Updated April 3, 2024 - 6:47 am

It was supposed to have 47 floors and serve as a welcome sign to the Strip’s CityCenter on the corner of Harmon Avenue and Las Vegas Boulevard.

But instead, the hotel was torn down floor by floor before ever welcoming a single guest.

The Harmon Hotel project was, for years, a skeleton on the Las Vegas Strip. It was the only part of the $8.5 billion CityCenter development — which includes the Aria, Vdara, Veer Towers, The Shops at Crystals and Waldorf Astoria (formerly Mandarin Oriental) — that never opened.

Former CityCenter CEO Bobby Baldwin called it “One of the most beautifully designed buildings ever,” in 2010, with architect Lord Norman Foster as its designer. Foster is famous for his steel and glass buildings, designing Apple Park, the headquarters of Apple, Inc., and the Hearst Tower in New York City.

The CityCenter development broke ground in 2006, but problems started popping up for The Harmon in August 2008 when Clark County filed a violation notice claiming that structural work on the building didn’t match its submitted plans. The county initially agreed that workers could correct the issues on 15 of the then-22 existing floors, which included fixing rebar that was spaced differently than originally planned and not cleared with building inspectors.

By early 2009, the hotel’s cut its number of planned floors to 26, its condominium portion was scrapped and its opening pushed back to 2010, the Review-Journal reported in January that year.

A Review-Journal analysis in April 2009 revealed that 69 percent of the Harmon Hotel’s discrepancies reported by county officials were, at that time, unresolved with the opening of the first CityCenter tower just months away.

In November 2010, MGM Resorts decided that the building would be demolished, but not until those involved in the project could figure out who to blame for its failures.

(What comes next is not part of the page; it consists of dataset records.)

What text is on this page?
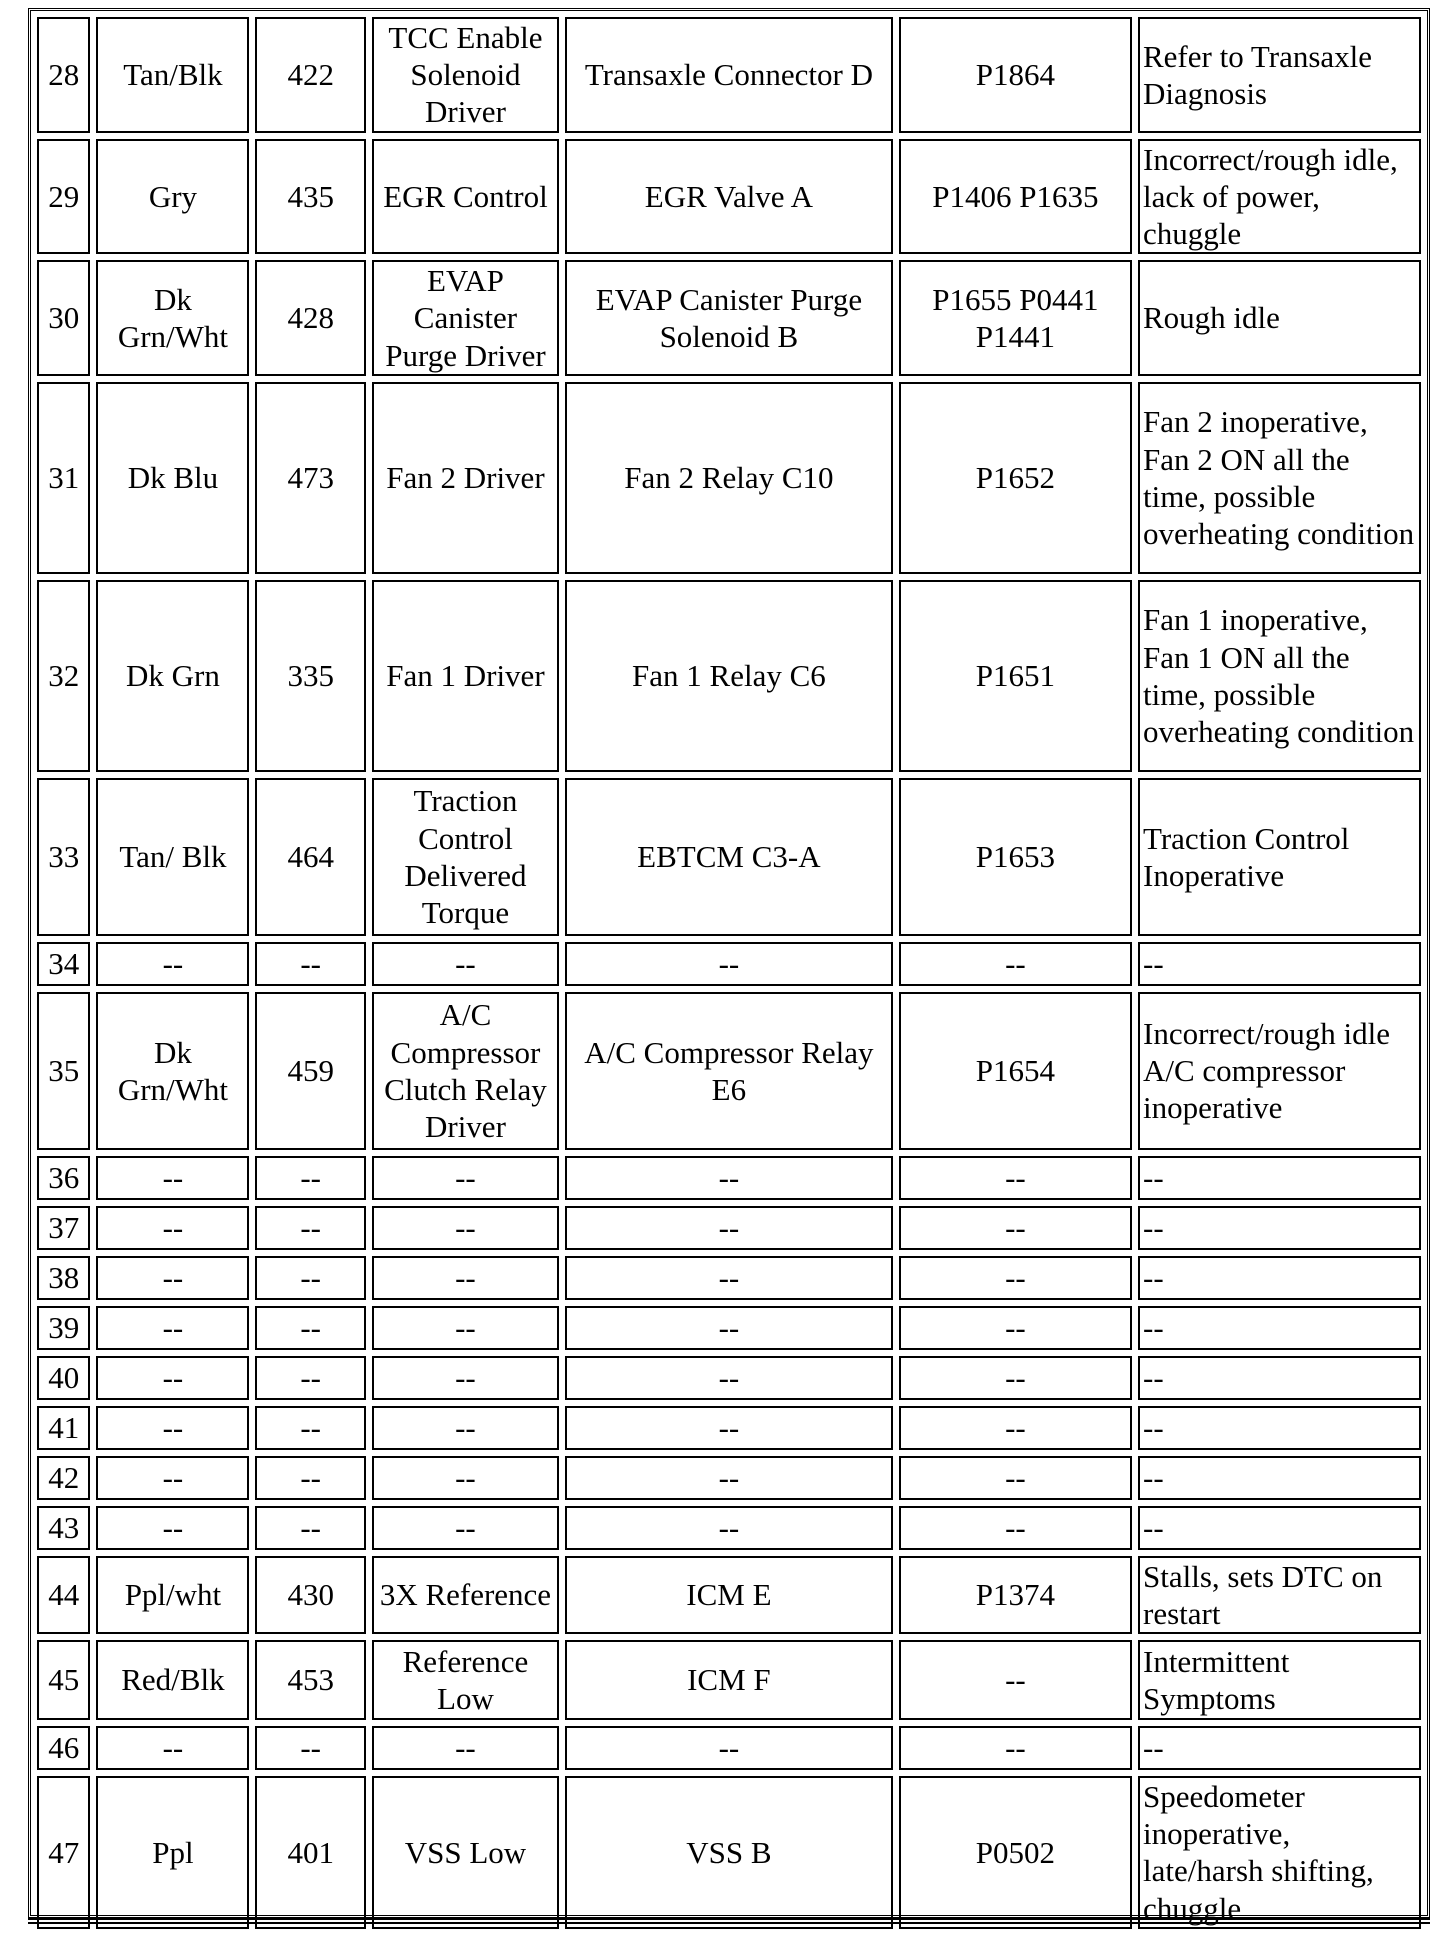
28	Tan/Blk	422	TCC Enable Solenoid Driver	Transaxle Connector D	P1864	Refer to Transaxle Diagnosis
29	Gry	435	EGR Control	EGR Valve A	P1406 P1635	Incorrect/rough idle, lack of power, chuggle
30	Dk Grn/Wht	428	EVAP Canister Purge Driver	EVAP Canister Purge Solenoid B	P1655 P0441 P1441	Rough idle
31	Dk Blu	473	Fan 2 Driver	Fan 2 Relay C10	P1652	Fan 2 inoperative, Fan 2 ON all the time, possible overheating condition
32	Dk Grn	335	Fan 1 Driver	Fan 1 Relay C6	P1651	Fan 1 inoperative, Fan 1 ON all the time, possible overheating condition
33	Tan/ Blk	464	Traction Control Delivered Torque	EBTCM C3-A	P1653	Traction Control Inoperative
34	--	--	--	--	--	--
35	Dk Grn/Wht	459	A/C Compressor Clutch Relay Driver	A/C Compressor Relay E6	P1654	Incorrect/rough idle A/C compressor inoperative
36	--	--	--	--	--	--
37	--	--	--	--	--	--
38	--	--	--	--	--	--
39	--	--	--	--	--	--
40	--	--	--	--	--	--
41	--	--	--	--	--	--
42	--	--	--	--	--	--
43	--	--	--	--	--	--
44	Ppl/wht	430	3X Reference	ICM E	P1374	Stalls, sets DTC on restart
45	Red/Blk	453	Reference Low	ICM F	--	Intermittent Symptoms
46	--	--	--	--	--	--
47	Ppl	401	VSS Low	VSS B	P0502	Speedometer inoperative, late/harsh shifting, chuggle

In August 2013, a District Court judge granted CityCenter permission to demolish the building, even with a construction defect lawsuit pending. A structural engineer hired by MGM wrote that the building could collapse in a 7.7-magnitude earthquake.

But, the demolition approval was withdrawn in November that year due to insurance issues, the Review-Journal reported at the time.

Ultimately, MGM Resorts and Tutor Perini Corp, the building’s general contractor, pointed fingers at each other until the two and CityCenter settled out of court before a trial was set to start in 2014. The take down of the tower started the same year.

Today, the site of the never-finished Harmon is home to 63, a four-story retail complex developed by Brett Torino who bought the site in 2021 for $80 million.